We see this theme outside in nature each year when the darkness of winter—even a long winter—eventually breaks forth into the light of spring.
We see it again in the dark days of Jesus’ arrest, torture, death on a cross, and entombment from which he is raised to new life from the darkness of death when, as described in the gospel of Matthew, “his appearance was like lightning.”
All of these stories are meant to help us understand that darkness is not the final word.

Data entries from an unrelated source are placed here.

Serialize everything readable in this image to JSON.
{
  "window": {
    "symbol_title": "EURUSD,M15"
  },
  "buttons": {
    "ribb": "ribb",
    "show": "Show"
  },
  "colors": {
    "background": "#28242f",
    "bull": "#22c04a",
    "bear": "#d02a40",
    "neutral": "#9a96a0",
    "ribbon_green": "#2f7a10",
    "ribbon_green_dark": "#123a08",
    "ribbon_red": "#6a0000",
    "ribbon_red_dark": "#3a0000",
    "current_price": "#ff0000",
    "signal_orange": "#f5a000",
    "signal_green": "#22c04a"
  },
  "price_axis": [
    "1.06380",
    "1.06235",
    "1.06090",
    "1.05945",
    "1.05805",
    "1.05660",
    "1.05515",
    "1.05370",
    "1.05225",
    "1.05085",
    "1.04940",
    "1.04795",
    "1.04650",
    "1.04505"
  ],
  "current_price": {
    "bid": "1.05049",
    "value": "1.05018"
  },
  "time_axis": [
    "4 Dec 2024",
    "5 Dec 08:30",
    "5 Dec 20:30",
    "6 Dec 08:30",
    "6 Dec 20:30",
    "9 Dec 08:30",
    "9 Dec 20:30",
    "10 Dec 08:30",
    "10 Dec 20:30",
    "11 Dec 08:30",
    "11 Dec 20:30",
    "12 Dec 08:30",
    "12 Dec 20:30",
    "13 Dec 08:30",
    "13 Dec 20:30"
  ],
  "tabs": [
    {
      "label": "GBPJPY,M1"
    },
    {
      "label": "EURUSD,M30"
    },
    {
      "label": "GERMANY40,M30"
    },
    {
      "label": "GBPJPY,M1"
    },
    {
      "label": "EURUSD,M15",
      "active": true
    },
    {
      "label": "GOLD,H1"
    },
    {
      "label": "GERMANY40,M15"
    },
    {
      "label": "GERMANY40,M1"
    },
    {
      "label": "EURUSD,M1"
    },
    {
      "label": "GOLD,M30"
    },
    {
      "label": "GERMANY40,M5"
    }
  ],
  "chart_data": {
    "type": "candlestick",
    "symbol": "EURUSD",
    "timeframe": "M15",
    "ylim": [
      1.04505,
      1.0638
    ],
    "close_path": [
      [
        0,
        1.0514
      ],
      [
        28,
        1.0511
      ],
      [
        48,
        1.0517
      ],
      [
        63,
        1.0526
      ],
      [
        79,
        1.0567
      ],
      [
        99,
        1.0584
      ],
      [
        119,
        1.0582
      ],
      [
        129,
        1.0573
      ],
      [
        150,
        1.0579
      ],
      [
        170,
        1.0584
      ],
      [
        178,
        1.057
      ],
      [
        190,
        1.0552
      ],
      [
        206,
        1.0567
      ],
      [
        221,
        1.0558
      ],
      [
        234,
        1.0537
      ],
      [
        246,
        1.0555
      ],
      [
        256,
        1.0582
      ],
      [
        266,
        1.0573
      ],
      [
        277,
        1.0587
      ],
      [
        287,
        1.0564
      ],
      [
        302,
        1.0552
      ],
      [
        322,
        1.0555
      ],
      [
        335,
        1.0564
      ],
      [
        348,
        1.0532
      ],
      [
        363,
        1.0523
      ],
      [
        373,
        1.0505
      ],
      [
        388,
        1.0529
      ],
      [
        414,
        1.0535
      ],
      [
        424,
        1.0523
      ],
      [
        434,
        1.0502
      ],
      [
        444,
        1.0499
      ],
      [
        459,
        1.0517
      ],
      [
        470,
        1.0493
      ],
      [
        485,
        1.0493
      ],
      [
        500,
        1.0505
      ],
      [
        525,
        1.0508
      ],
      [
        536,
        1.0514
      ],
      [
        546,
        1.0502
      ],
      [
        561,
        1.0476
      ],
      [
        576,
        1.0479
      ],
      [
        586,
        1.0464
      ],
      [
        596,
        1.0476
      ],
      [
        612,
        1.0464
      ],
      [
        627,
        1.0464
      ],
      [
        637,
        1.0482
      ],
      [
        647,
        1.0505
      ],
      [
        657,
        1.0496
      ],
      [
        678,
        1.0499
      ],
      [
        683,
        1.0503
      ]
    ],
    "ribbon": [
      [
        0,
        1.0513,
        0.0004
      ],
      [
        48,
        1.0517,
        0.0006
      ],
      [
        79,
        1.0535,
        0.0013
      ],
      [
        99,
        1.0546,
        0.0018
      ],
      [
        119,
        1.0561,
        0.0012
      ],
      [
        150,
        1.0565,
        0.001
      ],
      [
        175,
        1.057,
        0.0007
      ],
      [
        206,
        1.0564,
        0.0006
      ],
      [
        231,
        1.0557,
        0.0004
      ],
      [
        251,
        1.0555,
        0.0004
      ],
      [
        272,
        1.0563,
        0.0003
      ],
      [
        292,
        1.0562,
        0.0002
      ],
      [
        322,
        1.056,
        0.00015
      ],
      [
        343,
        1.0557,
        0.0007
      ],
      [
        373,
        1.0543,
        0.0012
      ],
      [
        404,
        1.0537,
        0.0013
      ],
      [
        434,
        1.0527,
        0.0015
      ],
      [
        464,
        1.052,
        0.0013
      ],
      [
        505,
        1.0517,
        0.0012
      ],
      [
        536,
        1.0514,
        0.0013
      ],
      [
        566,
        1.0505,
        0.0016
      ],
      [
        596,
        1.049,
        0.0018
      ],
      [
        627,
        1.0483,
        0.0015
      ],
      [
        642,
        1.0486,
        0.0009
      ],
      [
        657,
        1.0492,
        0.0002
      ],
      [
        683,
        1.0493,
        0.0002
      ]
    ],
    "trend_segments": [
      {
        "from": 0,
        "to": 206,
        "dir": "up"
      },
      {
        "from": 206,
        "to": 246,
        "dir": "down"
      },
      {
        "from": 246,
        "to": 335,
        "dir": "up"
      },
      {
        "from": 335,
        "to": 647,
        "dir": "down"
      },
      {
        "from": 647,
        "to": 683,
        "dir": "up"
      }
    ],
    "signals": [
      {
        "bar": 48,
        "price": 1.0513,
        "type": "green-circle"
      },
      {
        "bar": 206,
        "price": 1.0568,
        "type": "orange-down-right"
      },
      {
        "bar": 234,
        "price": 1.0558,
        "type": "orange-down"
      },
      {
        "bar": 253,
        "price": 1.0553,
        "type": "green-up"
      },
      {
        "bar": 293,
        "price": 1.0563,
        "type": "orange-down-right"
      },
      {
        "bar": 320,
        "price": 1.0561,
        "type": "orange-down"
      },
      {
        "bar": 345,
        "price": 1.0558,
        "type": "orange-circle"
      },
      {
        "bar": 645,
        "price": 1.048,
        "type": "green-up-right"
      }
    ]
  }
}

It is not the last word in the bleak mid-winter of our lives, nor in the darkness of tragedy or trauma or violence or war or injustice or death, nor in the darkness of our own death which, as it was with Jesus, becomes the passageway into the eternal light and the fullness of life.
Today, on the First Sunday of Advent, in the first reading from scripture, we hear Isaiah’s description of all the nations streaming toward the Lord’s house established on the highest mountain, where people will learn to walk in God’s path and justice and peace shall reign. There
they shall beat their swords
into plowshares
and their spears into pruning hooks;
one nation shall not raise the sword against another,
nor shall they train for war again. (Is. 2: 1-5)
And the final couplet of that reading from Isaiah 2: 5 ends this way:
O house of Judah, come,
Let us walk in the light of the Lord!”
In the darkest of seasons, we do not deny the darkness. But we do not let it convince us that it is the truth, the whole truth, and nothing but the truth anymore than we let the bearers of swords and spears deceive us into thinking that they are more life-giving and peace-sustaining than plows and pruning hooks. So, in the wintry seasons of life, we acknowledge the presence of the dark as we live and move (and have our being) in the light of the One for whom we yearn and wait. So help us God.